I believe the Obama Presidency is an indication that we are moving towards a post-racial society, but we are not there yet. A children's day camp located in my legislative district in an increasingly black neighborhood that had long been a Jewish and Catholic enclave was denied admission to a private swim club in suburban Huntington Valley it had paid to get access to for an hour and a half a week after it became clear what the racial composition of the children was.

A lawsuit was recently filed against the City of Philadelphia by the Guardian Civic League, a longstanding organization of black police officers, seeking injunctive relief and damages against the city for allowing a website, Domelights.com, to post racist essays by police working on and off the job. The suit alleges that large numbers of police were making racist postings, and these were so widely discussed daily that they were creating a racially hostile work environment for minority policemen and policewomen.

Today's Washington Post notes an unexplained significant drop in crime in many cities this year, and wonders why. My guess is that the optimism generated by Barack Obama's election is part of the answer. I would also guess that those who see racial issues as a matter of winners and losers have gotten angrier and more anxious about Obama's election.

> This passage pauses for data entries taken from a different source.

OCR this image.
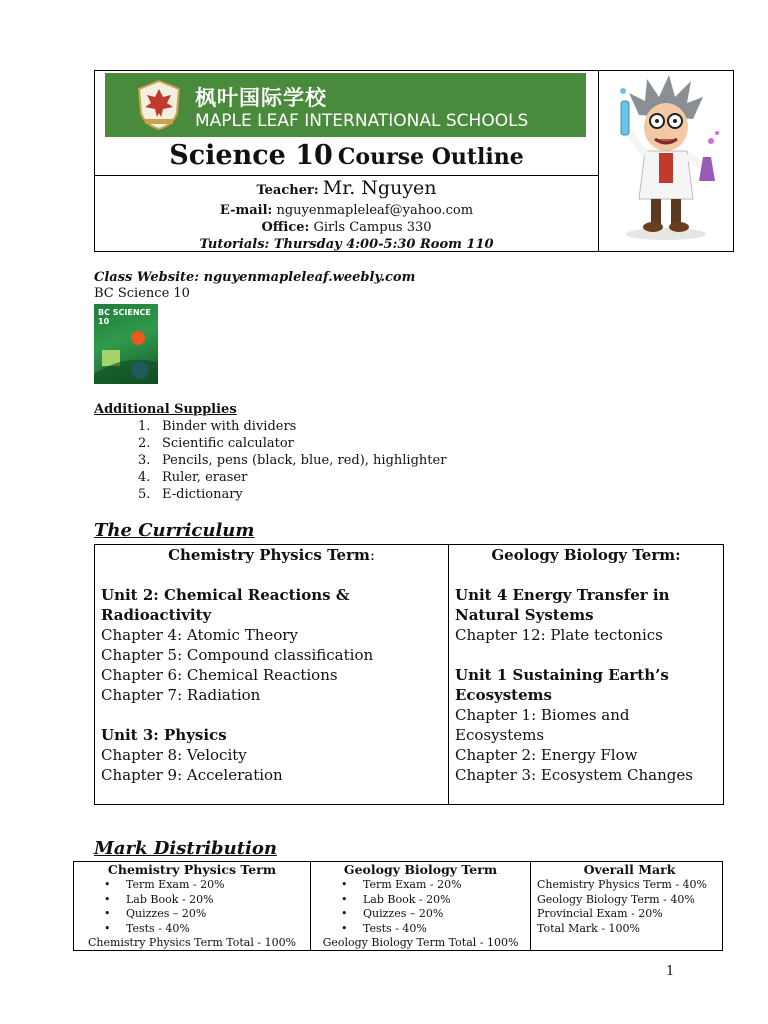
枫叶国际学校
MAPLE LEAF INTERNATIONAL SCHOOLS
Science 10 Course Outline
Teacher: Mr. Nguyen
E-mail: nguyenmapleleaf@yahoo.com
Office: Girls Campus 330
Tutorials: Thursday 4:00-5:30 Room 110
Class Website: nguyenmapleleaf.weebly.com
BC Science 10
BC SCIENCE 10
Additional Supplies
1. Binder with dividers
2. Scientific calculator
3. Pencils, pens (black, blue, red), highlighter
4. Ruler, eraser
5. E-dictionary
The Curriculum
Chemistry Physics Term:
Unit 2: Chemical Reactions & Radioactivity
Chapter 4: Atomic Theory
Chapter 5: Compound classification
Chapter 6: Chemical Reactions
Chapter 7: Radiation
Unit 3: Physics
Chapter 8: Velocity
Chapter 9: Acceleration
Geology Biology Term:
Unit 4 Energy Transfer in Natural Systems
Chapter 12: Plate tectonics
Unit 1 Sustaining Earth’s Ecosystems
Chapter 1: Biomes and Ecosystems
Chapter 2: Energy Flow
Chapter 3: Ecosystem Changes
Mark Distribution
Chemistry Physics Term
• Term Exam - 20%
• Lab Book - 20%
• Quizzes – 20%
• Tests - 40%
Chemistry Physics Term Total - 100%
Geology Biology Term
• Term Exam - 20%
• Lab Book - 20%
• Quizzes – 20%
• Tests - 40%
Geology Biology Term Total - 100%
Overall Mark
Chemistry Physics Term - 40%
Geology Biology Term - 40%
Provincial Exam - 20%
Total Mark - 100%
1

The late great Richardson Dilworth--once feared by President Kennedy as his main rival for the 1960 Democratic Presidential nomination if he could have gotten elected Governor of Pennsylvania in 1958-- served as President of the Philadelphia School Board after having served as city treasurer, district attorney, mayor and a two time Democratic gubernatorial nominee. Dilworth angrily fought issues of racism in education, and earned national notoriety by describing suburbs as a "white noose" around the nation's cities. (His anger at suburbs was likely increased by their voting overwhelmingly against him in his gubernatorial races in accordance with their party registration.)

Around the time of the 1968 release of the report of the Kerner Commission,the National Commission on Civil Disorders, Dilworth warned that problems of racism could not be solved immediately. "It will take thirty or forty years to solve these problems," he said.

Events in Cambridge, Huntington Valley, Philadelphia, and likely a lot of other places, show that more than fifty years after the Kerner Commission report we have not solved the problems of racism in our society. We have made great progress, but we still have a long way to go.